The Financial Conduct Authority has stepped in to change the way add-on cover is sold to consumers after its investigations into the £1-billion market found customers being regularly overcharged for insurance products that were automatically sold alongside cars, mobile phones or household goods.

As a result it has now called for all automatic addition of insurance policies at the point of sale to be banned. It also wants insurance companies to be forced to publish claims data, which will show what poor value for money some "extra" insurances offer.

Shoppers – particularly those booking travel-related products online – often find themselves automatically opted-in to purchase insurance cover. Policies cost only a few pounds but cover a range of extreme events that will rarely result in a claim.

Buyers can face a torturous process to get out of paying for these poor-value add-ons.

"There's a clear case for us to intervene," said Christopher Woolard, director of policy, risk and research at the FCA. "Competition in this market is not working well and many consumers are simply not getting value for money. Firms must start putting consumers first and stop seeing them as pound signs."

In July last year, the regulator's launched its first market study into this market, which is worth around £1 billion a year to retailers. The FCA said it found a lack of competition, with more than half of consumers failing to shop around when the policies were bundled with other products.

Almost a fifth of consumers could not even recall buying the add-on products, it found.

A particular focus of the study was so-called guaranteed asset protection (GAP), which covers the difference between the price paid for a car and the amount offered by an insurer if that car is stolen or written off. Generally sold to buyers of new cars, the claims ratios under GAP from 2008 to 2012 averaged just 10 per cent, it said.

Similarly, the claims ratio for add-on personal accident insurance was less than 9 per cent.
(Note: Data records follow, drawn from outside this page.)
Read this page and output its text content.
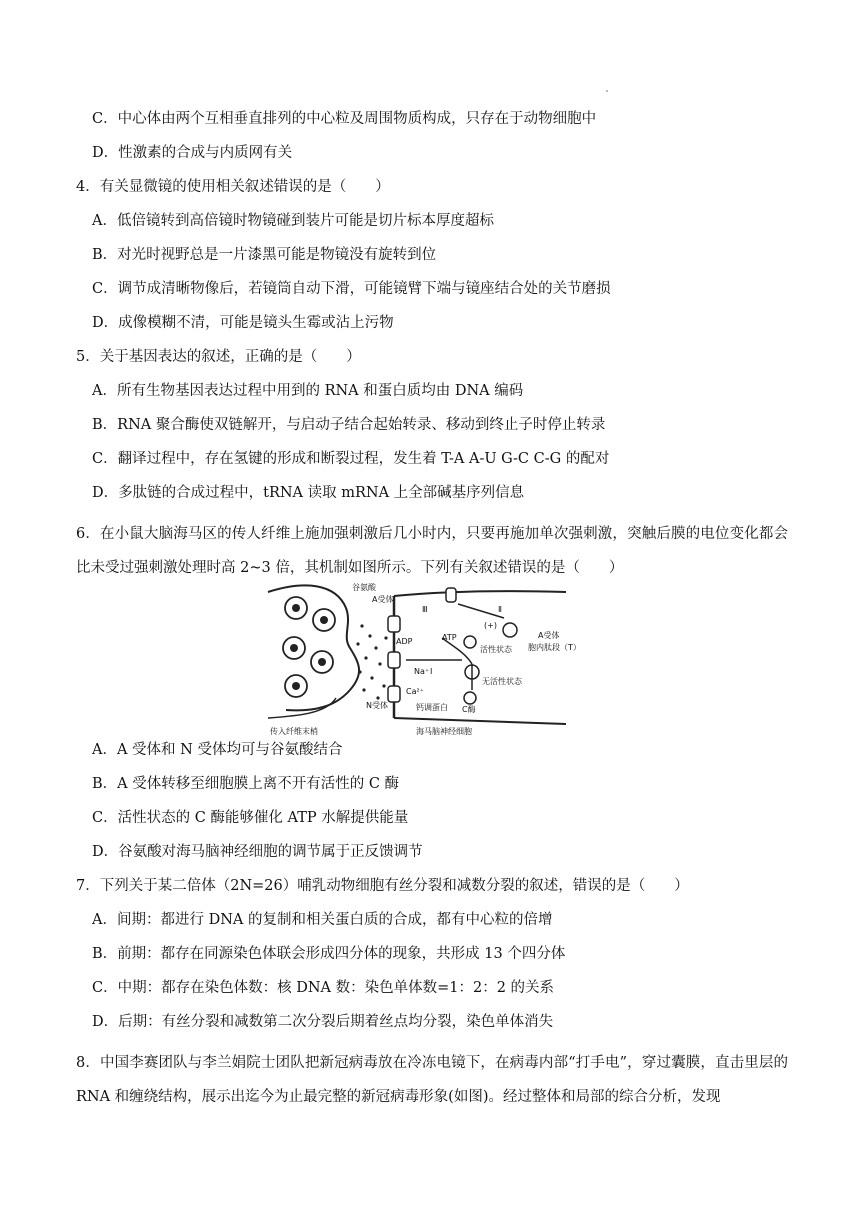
C．中心体由两个互相垂直排列的中心粒及周围物质构成，只存在于动物细胞中
D．性激素的合成与内质网有关
4．有关显微镜的使用相关叙述错误的是（　　）
A．低倍镜转到高倍镜时物镜碰到装片可能是切片标本厚度超标
B．对光时视野总是一片漆黑可能是物镜没有旋转到位
C．调节成清晰物像后，若镜筒自动下滑，可能镜臂下端与镜座结合处的关节磨损
D．成像模糊不清，可能是镜头生霉或沾上污物
5．关于基因表达的叙述，正确的是（　　）
A．所有生物基因表达过程中用到的 RNA 和蛋白质均由 DNA 编码
B．RNA 聚合酶使双链解开，与启动子结合起始转录、移动到终止子时停止转录
C．翻译过程中，存在氢键的形成和断裂过程，发生着 T-A A-U G-C C-G 的配对
D．多肽链的合成过程中，tRNA 读取 mRNA 上全部碱基序列信息
6．在小鼠大脑海马区的传人纤维上施加强刺激后几小时内，只要再施加单次强刺激，突触后膜的电位变化都会比未受过强刺激处理时高 2~3 倍，其机制如图所示。下列有关叙述错误的是（　　）
谷氨酸
A受体
Ⅲ	Ⅱ
ADP	ATP
(+)
活性状态
Na⁺ Ⅰ
无活性状态
Ca²⁺
A受体
胞内肽段（T）
N受体	钙调蛋白 C酶
传入纤维末梢	海马脑神经细胞
A．A 受体和 N 受体均可与谷氨酸结合
B．A 受体转移至细胞膜上离不开有活性的 C 酶
C．活性状态的 C 酶能够催化 ATP 水解提供能量
D．谷氨酸对海马脑神经细胞的调节属于正反馈调节
7．下列关于某二倍体（2N=26）哺乳动物细胞有丝分裂和减数分裂的叙述，错误的是（　　）
A．间期：都进行 DNA 的复制和相关蛋白质的合成，都有中心粒的倍增
B．前期：都存在同源染色体联会形成四分体的现象，共形成 13 个四分体
C．中期：都存在染色体数：核 DNA 数：染色单体数=1：2：2 的关系
D．后期：有丝分裂和减数第二次分裂后期着丝点均分裂，染色单体消失
8．中国李赛团队与李兰娟院士团队把新冠病毒放在冷冻电镜下，在病毒内部“打手电”，穿过囊膜，直击里层的 RNA 和缠绕结构，展示出迄今为止最完整的新冠病毒形象(如图)。经过整体和局部的综合分析，发现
This compared with 64 per cent for personal insurance sold to consumers, such as motor and household policies.

The FCA is proposing that customers should be required to confirm in writing that they want the GAP cover in the days following the initial sale.

The regulator's other remedies include banning pre-ticked boxes so customers actively choose to buy cover.

An FCA spokeswoman declined to say when consumers can expect to see automatic opt-ins banned. She said a formal consultation process will run until 8 April. Further action will be announced after that date.